Fatigue, the couple’s number one enemy
One difficulty for couples that happens again and again is fatigue. Sneaky, it seeps in everywhere, like gas waiting for a spark to blow everything up. A few sleepless nights can be done, but an accumulation can make a couple go a little crazy… “Never having a late morning to recuperate from the week is an additional constraint,” add Matilda and Max, young parents of little Helen.
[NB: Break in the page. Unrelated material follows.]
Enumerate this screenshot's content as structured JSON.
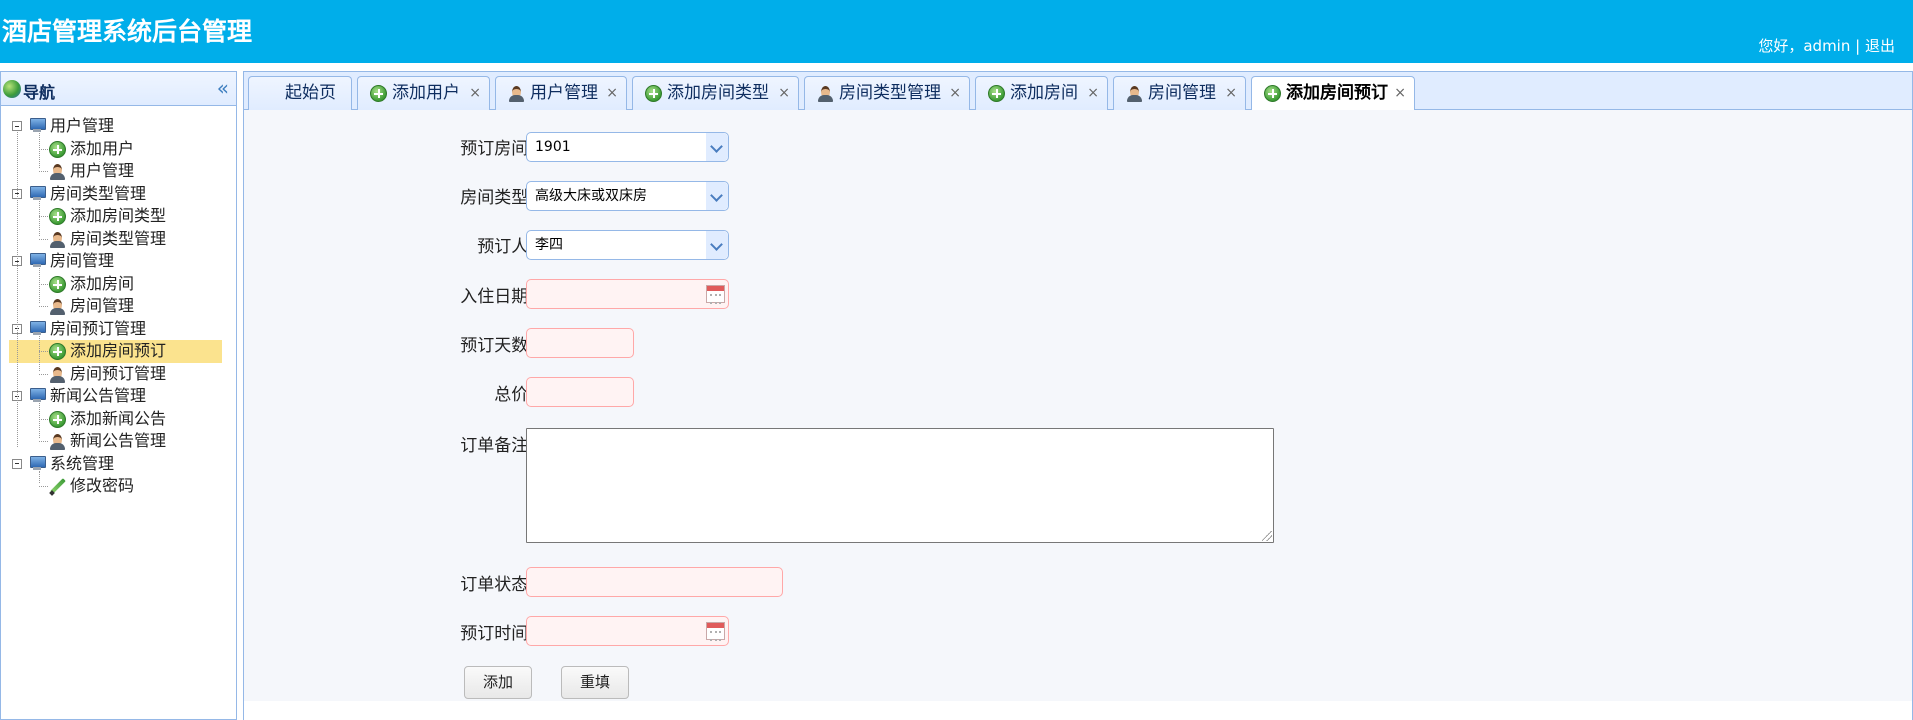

They recommend sleeping at the same time as the baby. “And it’s so much worse if the house is a mess!” added Valery and Greg, young parents of Branden.
“You have to be able to tell the other person that you’re tired and that you’d like them to take care of the child a little more, do the shopping or housework,” insists Sabrina de Dinechin, a family mediator in Paris. “When one of the spouses feels that he or she is constantly making an effort and is not receiving any recognition, this can lead to exhaustion, and also to arguments.” ”The couple should be told to spend at least one day alone in the month following the birth!” recommends Florence Prémont in a similar line. Another idea to put in the ear of your loved ones for a baby gift: baby-sitting is sometimes worth much more than a rattle.
When the libido goes dormant
It takes time to resume sexual relations after the arrival of a child. “The couples I accompany are relieved that we can talk about this subject, which arouses a lot of fears,” says Juliette Chové. It’s a question of dismantling these fears. “During pregnancy, there is no particular risk. No: it’s not going to provoke childbirth,” she emphasizes. But after childbirth, the libido can take a hit. “Some women don’t want their husbands to touch them. Similarly, when a woman breastfeeds, her body produces prolactin, a hormone that lowers the libido,” the midwife says. “The important thing is to warn the husband, to reassure him. If the woman has no desire for a while it doesn’t mean she doesn’t love him anymore.”Husbands may also have some apprehensions.
Adapt to the child’s rhythm so as not to make daily life difficult
“He’s been crying for two hours and I’m getting up in three hours …” “We’ll have to stop at the next rest stop to change his diaper.” “Careful, you have a bit of vomit on your suit, there, on your right shoulder … ” That’s just a small collection of phrases that all young parents, the world over, say or hear in the first few months after the birth of their first child. The child arrives, along with his or her own rhythm.
“If you want to fight, you can. But you’ll run into a brick wall and it will be a waste of energy,” smiles Sister Marie Joseph. “I believe that the first learning curve is welcoming the rhythm of the child and explaining that one day he or she will shift into another one. As in all relationships, it is good to start from the person themselves and to walk with them.” William admits that it took time to become aware of this. “Having a child implies real renunciations. If you don’t adapt to the rhythm of your wife who is pregnant and then to that of your child, your day quickly turns to hell.” In short, a child is the best antidote for selfishness.
Which family do we want to build?
Many couples testify to this: by becoming respectively father and mother, each one tends to get closer naturally to their own parents. This is good: “I felt an immense gratitude for the gift of my parents’ lives. I realized how generous they were,” says Katie, a young mother expecting her second child. But there can be a downside. “We have men who only listen to their mothers and pass on messages to their wives. The wives see this as an intrusion, even an aggression,” reports Sabrina de Dinechin. The birth period is a great opportunity to practice the art of delicacy and moderation within the couple.
The arrival of a child also reveals that the spouses have not necessarily been raised in the same way. For Sister Marie Jérémie, “the arrival of a child does not only raise the question of knowing who he is, but also of knowing who you are. It is the moment to reread your own story, without rejecting how you were raised, without perhaps accepting everything either.